The SEC requests, under the assumption that this Court lacks jurisdiction over the removed motion, that the Court dismiss the proceeding for lack of jurisdiction and direct the Clerk to mark the matter as "Removed to United States District Court for the Eastern District of New York, No. 25-cv-05474 (PKC)." Alternatively, if the Court is not currently inclined to dismiss, the SEC respectfully requests that it continue its adjournment indefinitely, or administratively close this matter, pending further order of the federal court. In either event, the SEC requests that the Court cancel the hearing on the motion.
Discussion
The SEC removed this motion to the United States District Court for the Eastern District of New York pursuant to 28 U.S.C. § 1442 (a) (1). Once a notice of removal is properly filed, the state court no longer has jurisdiction over the removed matter and may take no further action unless and until the federal court remands the case (see Financial Freedom Acquisition, LLC v Braunsberg, 201 AD3d 788 [2d Dept 2022]; C.W. Home Solutions, LLC v LCF Group, 79 Misc 3d 1225[A], 2023 NY Slip Op 50723 [Sup Ct, Kings County 2023]). This Court lacks subject matter jurisdiction to adjudicate Plaintiff's motion.

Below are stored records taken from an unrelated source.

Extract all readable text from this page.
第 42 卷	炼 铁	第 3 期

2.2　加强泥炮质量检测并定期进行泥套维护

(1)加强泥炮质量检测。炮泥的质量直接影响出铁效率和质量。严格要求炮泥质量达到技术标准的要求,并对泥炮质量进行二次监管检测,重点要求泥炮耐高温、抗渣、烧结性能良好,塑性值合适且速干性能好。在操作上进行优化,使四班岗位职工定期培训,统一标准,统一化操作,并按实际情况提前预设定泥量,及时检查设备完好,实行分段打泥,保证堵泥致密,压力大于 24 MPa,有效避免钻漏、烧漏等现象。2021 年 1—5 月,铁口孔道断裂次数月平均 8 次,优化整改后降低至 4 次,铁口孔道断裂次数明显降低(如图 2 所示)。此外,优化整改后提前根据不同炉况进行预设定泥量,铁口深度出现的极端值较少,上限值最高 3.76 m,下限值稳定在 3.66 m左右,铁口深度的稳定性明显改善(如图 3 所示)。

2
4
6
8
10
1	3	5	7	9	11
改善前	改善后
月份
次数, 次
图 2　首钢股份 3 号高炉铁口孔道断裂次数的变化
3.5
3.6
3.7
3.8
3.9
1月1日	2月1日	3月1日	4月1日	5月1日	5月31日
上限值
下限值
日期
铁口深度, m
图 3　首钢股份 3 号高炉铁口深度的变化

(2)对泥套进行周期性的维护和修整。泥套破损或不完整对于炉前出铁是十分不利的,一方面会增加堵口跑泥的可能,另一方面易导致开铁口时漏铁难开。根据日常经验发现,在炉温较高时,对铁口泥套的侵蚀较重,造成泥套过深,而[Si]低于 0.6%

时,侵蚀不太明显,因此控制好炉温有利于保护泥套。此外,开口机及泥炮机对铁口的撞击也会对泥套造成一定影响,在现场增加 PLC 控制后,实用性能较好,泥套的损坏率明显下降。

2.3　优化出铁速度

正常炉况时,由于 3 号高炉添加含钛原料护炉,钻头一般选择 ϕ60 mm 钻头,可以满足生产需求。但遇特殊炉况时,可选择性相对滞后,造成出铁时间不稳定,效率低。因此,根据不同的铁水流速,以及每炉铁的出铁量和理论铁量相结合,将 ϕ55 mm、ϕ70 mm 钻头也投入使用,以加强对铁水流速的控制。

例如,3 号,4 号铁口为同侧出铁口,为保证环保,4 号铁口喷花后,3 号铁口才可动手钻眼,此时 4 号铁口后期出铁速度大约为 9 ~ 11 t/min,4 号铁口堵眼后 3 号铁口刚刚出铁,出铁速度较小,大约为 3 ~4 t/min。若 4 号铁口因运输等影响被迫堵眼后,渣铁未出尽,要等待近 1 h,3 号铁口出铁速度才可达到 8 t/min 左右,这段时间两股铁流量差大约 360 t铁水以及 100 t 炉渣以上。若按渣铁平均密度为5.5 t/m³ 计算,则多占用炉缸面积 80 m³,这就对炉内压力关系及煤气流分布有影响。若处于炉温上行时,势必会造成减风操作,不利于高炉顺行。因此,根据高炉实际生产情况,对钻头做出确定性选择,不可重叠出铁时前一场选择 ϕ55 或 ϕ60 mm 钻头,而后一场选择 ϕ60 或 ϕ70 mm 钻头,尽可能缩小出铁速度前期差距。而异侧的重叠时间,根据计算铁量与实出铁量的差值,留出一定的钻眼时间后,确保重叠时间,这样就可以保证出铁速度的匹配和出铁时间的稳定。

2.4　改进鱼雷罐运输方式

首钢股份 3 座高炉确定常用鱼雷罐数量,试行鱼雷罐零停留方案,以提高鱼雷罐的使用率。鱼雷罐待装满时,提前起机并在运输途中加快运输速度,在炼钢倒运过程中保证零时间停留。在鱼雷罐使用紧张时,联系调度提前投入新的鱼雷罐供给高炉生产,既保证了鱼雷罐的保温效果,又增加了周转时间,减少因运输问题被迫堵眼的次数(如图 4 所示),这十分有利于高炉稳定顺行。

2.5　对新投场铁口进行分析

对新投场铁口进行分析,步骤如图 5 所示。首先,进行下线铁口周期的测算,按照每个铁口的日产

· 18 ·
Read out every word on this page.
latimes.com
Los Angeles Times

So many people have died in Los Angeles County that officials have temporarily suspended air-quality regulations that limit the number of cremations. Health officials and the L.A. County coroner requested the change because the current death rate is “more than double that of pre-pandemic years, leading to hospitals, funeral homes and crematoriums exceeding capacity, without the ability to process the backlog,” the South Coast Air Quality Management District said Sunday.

The relief sought by Plaintiff concerns property that is already the subject of an ongoing federal enforcement action, the Xia case. In that action, the federal court has imposed an asset freeze and appointed a monitor over Xia's assets, including Eastern Mirage. Plaintiff's request to appoint a receiver, compel the sale of the property, and invalidate the SEC's asserted interests would directly implicate assets currently under the supervision of the federal court. Accordingly, disputes concerning the validity and priority of the parties' competing claims to the Eastern Mirage property are more appropriately resolved by the federal court presiding over the enforcement action.
Conclusion
It is hereby ORDERED that the within motion brought on by order to show cause is denied for lack of subject matter jurisdiction. The Clerk is directed to mark the motion as "Removed to United States District Court for the Eastern District of New York, No. 25-cv-05474 (PKC)."